In the past, Qantas Airways Limited (ASX: QAN) shares have been a good source of passive income.
However, all that changed with the COVID pandemic and travel markets came to a standstill.
While the company is now profitable and has been returning funds to shareholders through share buybacks, we have not yet seen the return of the Qantas dividend.
The good news is that some analysts believe its dividend could soon be taking off again.
And with Qantas shares still down materially from their highs, this could make it a good passive income option for investors.
But how good could it be? What sort of income would a $10,000 investment in the Flying Kangaroo's shares get?
Passive income from Qantas shares
Firstly, if we were to invest $10,000 into Qantas shares, we would end up owning 1,894 units. Let's now see what dividends these shares could generate.
The team at UBS has pencilled in a 10 cents per share dividend in FY 2024. That's the equivalent of a 1.9% dividend yield at current prices, which would mean $190 of passive income.
While that isn't overly exciting, it could pay to be patient. For example, a note out of Macquarie this week reveals that its analysts expect Qantas to pay a dividend of 37.5 cents per share in FY 2025.

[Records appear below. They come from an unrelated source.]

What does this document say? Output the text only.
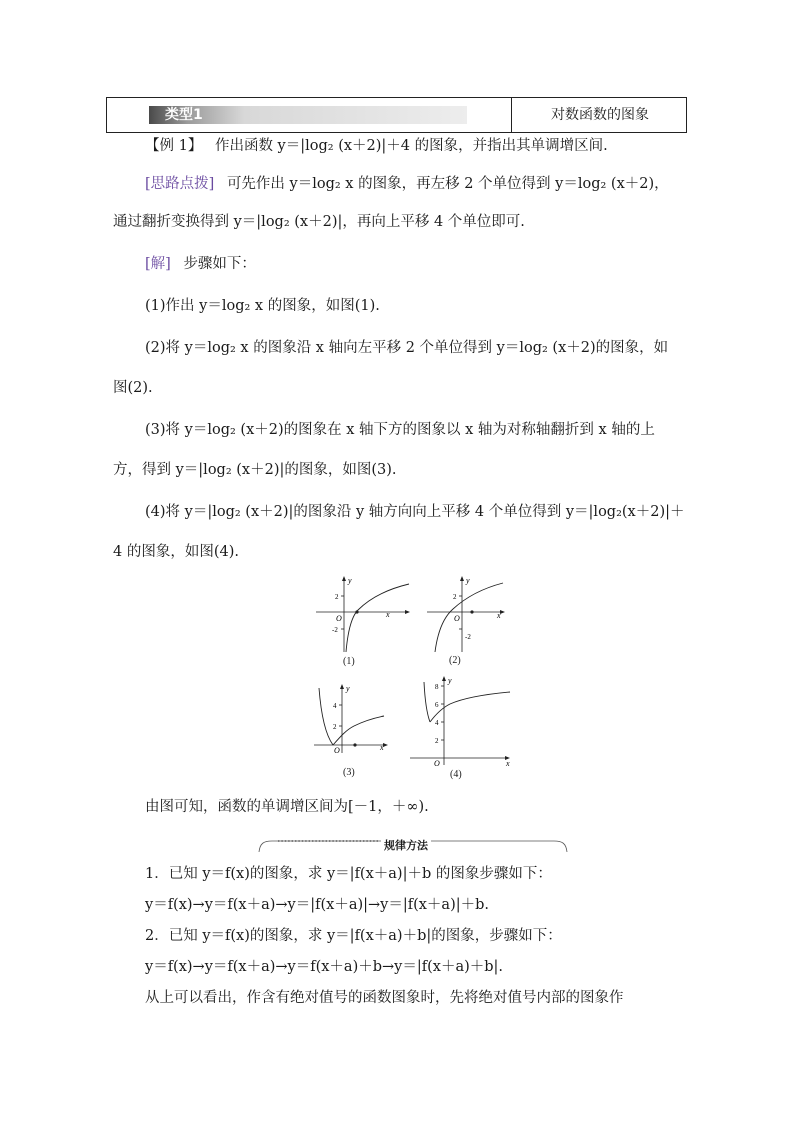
类型1	对数函数的图象
【例 1】 作出函数 y＝|log₂ (x＋2)|＋4 的图象，并指出其单调增区间.
[思路点拨] 可先作出 y＝log₂ x 的图象，再左移 2 个单位得到 y＝log₂ (x＋2)，
通过翻折变换得到 y＝|log₂ (x＋2)|，再向上平移 4 个单位即可.
[解] 步骤如下：
(1)作出 y＝log₂ x 的图象，如图(1).
(2)将 y＝log₂ x 的图象沿 x 轴向左平移 2 个单位得到 y＝log₂ (x＋2)的图象，如
图(2).
(3)将 y＝log₂ (x＋2)的图象在 x 轴下方的图象以 x 轴为对称轴翻折到 x 轴的上
方，得到 y＝|log₂ (x＋2)|的图象，如图(3).
(4)将 y＝|log₂ (x＋2)|的图象沿 y 轴方向向上平移 4 个单位得到 y＝|log₂(x＋2)|＋
4 的图象，如图(4).
x
y
O
2
-2
(1)
x
y
O
2
-2
(2)
x
y
O
4
2
(3)
x
y
O
8
6
4
2
(4)
由图可知，函数的单调增区间为[－1，＋∞).
规律方法
1．已知 y＝f(x)的图象，求 y＝|f(x＋a)|＋b 的图象步骤如下：
y＝f(x)→y＝f(x＋a)→y＝|f(x＋a)|→y＝|f(x＋a)|＋b.
2．已知 y＝f(x)的图象，求 y＝|f(x＋a)＋b|的图象，步骤如下：
y＝f(x)→y＝f(x＋a)→y＝f(x＋a)＋b→y＝|f(x＋a)＋b|.
从上可以看出，作含有绝对值号的函数图象时，先将绝对值号内部的图象作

This equates to a much more generous 7.1% dividend yield, which would mean a dividend income of $710 from our investment.
That will be $900 of passive income across both financial years if these analysts are on the money with their recommendations.
But the returns don't stop there. UBS currently has a buy rating and an $8 price target on its shares. If the Qantas share price were to reach that level, it would mean our 1,894 shares have a market value of $15,152. That's over $5,000 more than we paid for them!